UK tech group questions legality of targeted ad service

A service that records people's Web browsing in order to serve them targeted advertisements may violate data protection laws, a policy group warned.

A service soon to be implemented by several U.K. ISPs that records people's Web activity in order to serve them targeted advertisements may violate data protection laws, a technology policy group warned the British government on Monday.

The data collected by Phorm could potentially be used to identify users, said the Foundation for Information Policy Research (FIPR) in a letter sent to the Information Commissioner's Office, the U.K.'s data protection regulator.

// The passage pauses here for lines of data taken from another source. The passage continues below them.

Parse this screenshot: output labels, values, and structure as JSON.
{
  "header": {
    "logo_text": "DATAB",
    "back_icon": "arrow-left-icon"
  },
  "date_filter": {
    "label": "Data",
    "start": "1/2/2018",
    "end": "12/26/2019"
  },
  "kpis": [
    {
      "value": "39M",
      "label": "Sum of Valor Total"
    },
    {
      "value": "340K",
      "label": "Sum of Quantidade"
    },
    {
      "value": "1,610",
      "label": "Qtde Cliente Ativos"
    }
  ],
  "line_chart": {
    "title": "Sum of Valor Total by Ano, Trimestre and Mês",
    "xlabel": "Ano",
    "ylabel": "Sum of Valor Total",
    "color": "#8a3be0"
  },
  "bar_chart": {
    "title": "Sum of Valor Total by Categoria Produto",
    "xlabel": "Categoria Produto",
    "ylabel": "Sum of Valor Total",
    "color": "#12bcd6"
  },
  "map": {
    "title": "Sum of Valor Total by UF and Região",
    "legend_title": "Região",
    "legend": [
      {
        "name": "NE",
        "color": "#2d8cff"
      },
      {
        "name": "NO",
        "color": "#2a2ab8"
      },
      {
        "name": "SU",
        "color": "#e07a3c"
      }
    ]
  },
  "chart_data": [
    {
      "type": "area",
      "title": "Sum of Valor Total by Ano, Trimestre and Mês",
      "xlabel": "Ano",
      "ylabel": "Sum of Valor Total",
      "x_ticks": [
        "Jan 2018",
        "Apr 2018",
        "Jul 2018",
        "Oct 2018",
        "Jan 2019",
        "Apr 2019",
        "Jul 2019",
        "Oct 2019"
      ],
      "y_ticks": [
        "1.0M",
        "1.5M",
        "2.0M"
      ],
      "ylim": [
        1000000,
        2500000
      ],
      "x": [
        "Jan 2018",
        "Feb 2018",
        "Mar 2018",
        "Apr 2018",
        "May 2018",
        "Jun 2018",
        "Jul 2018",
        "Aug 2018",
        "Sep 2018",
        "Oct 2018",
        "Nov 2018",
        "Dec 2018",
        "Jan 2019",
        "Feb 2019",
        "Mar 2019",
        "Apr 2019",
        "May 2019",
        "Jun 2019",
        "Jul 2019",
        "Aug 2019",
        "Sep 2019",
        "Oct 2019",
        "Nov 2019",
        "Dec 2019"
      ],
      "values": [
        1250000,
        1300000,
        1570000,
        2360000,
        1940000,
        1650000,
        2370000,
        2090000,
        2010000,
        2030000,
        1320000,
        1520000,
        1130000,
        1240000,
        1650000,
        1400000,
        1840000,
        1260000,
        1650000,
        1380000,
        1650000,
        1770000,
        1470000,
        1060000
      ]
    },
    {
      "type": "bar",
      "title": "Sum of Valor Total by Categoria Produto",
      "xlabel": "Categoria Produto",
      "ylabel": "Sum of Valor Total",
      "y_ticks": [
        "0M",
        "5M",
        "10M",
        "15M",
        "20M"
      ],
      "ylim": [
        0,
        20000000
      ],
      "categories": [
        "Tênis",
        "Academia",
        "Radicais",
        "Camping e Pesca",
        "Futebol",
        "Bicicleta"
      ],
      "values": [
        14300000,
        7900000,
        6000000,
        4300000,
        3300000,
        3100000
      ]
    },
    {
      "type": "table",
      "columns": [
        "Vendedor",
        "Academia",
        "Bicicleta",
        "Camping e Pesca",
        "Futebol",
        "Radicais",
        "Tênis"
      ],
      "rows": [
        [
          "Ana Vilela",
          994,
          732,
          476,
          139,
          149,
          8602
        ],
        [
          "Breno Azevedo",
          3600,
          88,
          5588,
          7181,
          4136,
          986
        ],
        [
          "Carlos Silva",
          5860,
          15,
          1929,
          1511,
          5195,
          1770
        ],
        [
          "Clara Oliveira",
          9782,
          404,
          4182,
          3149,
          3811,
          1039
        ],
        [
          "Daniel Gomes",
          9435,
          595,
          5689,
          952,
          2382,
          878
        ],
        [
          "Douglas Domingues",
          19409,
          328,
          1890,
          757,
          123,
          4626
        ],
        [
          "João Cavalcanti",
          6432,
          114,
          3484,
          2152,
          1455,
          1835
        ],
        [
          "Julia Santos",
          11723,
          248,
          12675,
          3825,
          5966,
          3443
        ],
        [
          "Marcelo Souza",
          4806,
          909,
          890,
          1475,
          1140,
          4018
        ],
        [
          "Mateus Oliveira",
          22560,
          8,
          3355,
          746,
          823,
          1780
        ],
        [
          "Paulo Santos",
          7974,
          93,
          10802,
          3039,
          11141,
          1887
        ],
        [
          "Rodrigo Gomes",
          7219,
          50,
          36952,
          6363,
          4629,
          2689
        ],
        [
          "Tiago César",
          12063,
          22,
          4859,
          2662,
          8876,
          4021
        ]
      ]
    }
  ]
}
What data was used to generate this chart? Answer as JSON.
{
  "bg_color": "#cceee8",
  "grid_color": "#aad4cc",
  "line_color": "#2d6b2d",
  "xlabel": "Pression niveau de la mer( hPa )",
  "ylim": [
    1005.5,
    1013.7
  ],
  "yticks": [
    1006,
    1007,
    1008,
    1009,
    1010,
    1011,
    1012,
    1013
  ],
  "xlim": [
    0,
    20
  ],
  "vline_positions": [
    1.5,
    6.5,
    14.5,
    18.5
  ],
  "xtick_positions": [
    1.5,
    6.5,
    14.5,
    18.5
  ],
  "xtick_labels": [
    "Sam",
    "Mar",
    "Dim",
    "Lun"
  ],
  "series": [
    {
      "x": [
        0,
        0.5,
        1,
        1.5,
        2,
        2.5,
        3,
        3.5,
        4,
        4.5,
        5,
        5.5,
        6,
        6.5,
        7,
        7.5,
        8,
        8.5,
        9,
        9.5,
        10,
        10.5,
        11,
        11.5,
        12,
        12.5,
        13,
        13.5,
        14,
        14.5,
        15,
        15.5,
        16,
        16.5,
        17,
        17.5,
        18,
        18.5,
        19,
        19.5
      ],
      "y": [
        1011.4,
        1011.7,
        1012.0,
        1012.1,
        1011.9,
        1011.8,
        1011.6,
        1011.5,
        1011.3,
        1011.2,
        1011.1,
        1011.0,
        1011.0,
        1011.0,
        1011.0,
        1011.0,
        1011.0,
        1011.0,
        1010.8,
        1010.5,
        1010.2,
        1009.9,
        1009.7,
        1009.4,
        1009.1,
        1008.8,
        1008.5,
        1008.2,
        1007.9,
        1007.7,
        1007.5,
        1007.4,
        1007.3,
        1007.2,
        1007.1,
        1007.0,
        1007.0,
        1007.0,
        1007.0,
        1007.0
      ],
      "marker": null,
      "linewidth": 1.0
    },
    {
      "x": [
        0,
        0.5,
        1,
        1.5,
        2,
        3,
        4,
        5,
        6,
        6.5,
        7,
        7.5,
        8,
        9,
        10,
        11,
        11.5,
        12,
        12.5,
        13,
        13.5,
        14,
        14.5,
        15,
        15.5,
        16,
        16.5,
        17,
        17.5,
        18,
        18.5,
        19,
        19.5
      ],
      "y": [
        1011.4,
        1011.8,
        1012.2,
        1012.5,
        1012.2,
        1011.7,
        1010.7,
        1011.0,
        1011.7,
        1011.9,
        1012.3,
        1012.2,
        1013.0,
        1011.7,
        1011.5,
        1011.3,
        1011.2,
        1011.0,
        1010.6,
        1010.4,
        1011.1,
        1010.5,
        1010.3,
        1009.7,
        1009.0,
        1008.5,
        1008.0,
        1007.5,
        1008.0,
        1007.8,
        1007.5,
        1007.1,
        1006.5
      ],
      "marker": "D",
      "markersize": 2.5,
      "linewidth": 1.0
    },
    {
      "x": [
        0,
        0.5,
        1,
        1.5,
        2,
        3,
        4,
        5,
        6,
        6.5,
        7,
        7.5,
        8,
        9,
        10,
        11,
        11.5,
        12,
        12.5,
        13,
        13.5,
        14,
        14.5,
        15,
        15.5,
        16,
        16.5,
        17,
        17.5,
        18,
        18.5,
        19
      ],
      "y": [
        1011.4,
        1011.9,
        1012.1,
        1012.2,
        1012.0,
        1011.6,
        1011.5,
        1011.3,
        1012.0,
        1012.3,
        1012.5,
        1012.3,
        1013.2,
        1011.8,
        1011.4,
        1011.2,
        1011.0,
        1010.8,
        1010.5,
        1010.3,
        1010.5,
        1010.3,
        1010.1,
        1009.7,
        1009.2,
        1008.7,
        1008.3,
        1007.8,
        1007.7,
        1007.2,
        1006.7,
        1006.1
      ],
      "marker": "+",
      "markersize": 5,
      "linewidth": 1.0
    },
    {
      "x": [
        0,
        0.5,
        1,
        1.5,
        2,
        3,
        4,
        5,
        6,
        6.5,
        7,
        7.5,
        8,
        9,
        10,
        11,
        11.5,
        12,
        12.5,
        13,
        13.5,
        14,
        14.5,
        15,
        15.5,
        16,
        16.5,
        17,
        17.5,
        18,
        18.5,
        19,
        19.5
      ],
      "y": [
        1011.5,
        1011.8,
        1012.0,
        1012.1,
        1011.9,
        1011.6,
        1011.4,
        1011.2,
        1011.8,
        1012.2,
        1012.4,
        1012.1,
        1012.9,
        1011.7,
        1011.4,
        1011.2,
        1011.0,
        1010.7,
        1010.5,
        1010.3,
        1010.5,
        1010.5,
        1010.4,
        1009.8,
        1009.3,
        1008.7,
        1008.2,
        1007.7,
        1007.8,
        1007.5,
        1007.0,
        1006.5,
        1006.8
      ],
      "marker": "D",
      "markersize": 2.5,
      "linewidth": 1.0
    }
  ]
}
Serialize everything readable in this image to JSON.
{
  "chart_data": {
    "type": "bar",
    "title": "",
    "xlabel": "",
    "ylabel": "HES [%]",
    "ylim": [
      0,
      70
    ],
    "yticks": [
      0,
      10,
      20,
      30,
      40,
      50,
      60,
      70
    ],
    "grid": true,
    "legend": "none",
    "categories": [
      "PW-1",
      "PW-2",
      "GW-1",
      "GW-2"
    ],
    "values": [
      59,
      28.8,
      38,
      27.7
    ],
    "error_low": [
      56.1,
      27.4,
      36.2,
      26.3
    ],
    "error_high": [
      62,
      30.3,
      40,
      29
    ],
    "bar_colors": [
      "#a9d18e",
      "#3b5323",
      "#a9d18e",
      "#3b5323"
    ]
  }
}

The controversy over Phorm, which has offices in the U.K. and U.S., highlights ongoing worries over how the personal data of Web users is handled. Tracking technology offers huge advantages for companies trying to reach consumers who will be most receptive to their products, but tracing those users opens a raft of privacy concerns.

Phorm collects data such as a person's browsing history, search terms and other keywords on Web pages, and then delivers advertisements that may coincide with a person's interests. That data is immediately discarded, the company says. But Phorm also puts a text file or cookie on a person's hard drive to identity repeat users of a Web site, although the cookie contains no personally identifiable information.

Phorm says the collected data is assigned a random number that can't be traced to a person. The computer's IP (Internet protocol) address, which can be linked to a person's account with an ISP, is not recorded. Other data such as a person's e-mail address, postal address or phone number are not collected, as the system is designed to ignore data entered on Web-based forms.

But FIPR says the system's monitoring of Web traffic may violate the U.K.'s Regulation of Investigatory Powers Act of 2000. The act makes it illegal to monitor communications between two entities without consent. The group also contends that Phorm conflicts with the Data Protection Act, which also says personal data can't be processed without consent.

Since the content of many Web sites requires registration, Phorm may need the consent of those sites before monitoring the communication, said Nicholas Bohm, FIPR's general counsel.

A further concern is the possible linkage of personal data with a real person. "There's a lot of sensitive personal data washing around of an identifiable kind," Bohm said.

FIPR's letter is intended to contribute to a review under way by the Information Commissioner's Office. A spokeswoman there said Phorm approached it recently to review if its system is in compliance with data protection laws. That review is ongoing, she said.

Internet Service Providers BT, Virgin Media and Talk Talk are planning to trial the service. A BT spokesman said around 10,000 users will be targeted this month to try Phorm. Those users will be able to opt out of Phorm if they want to, he said.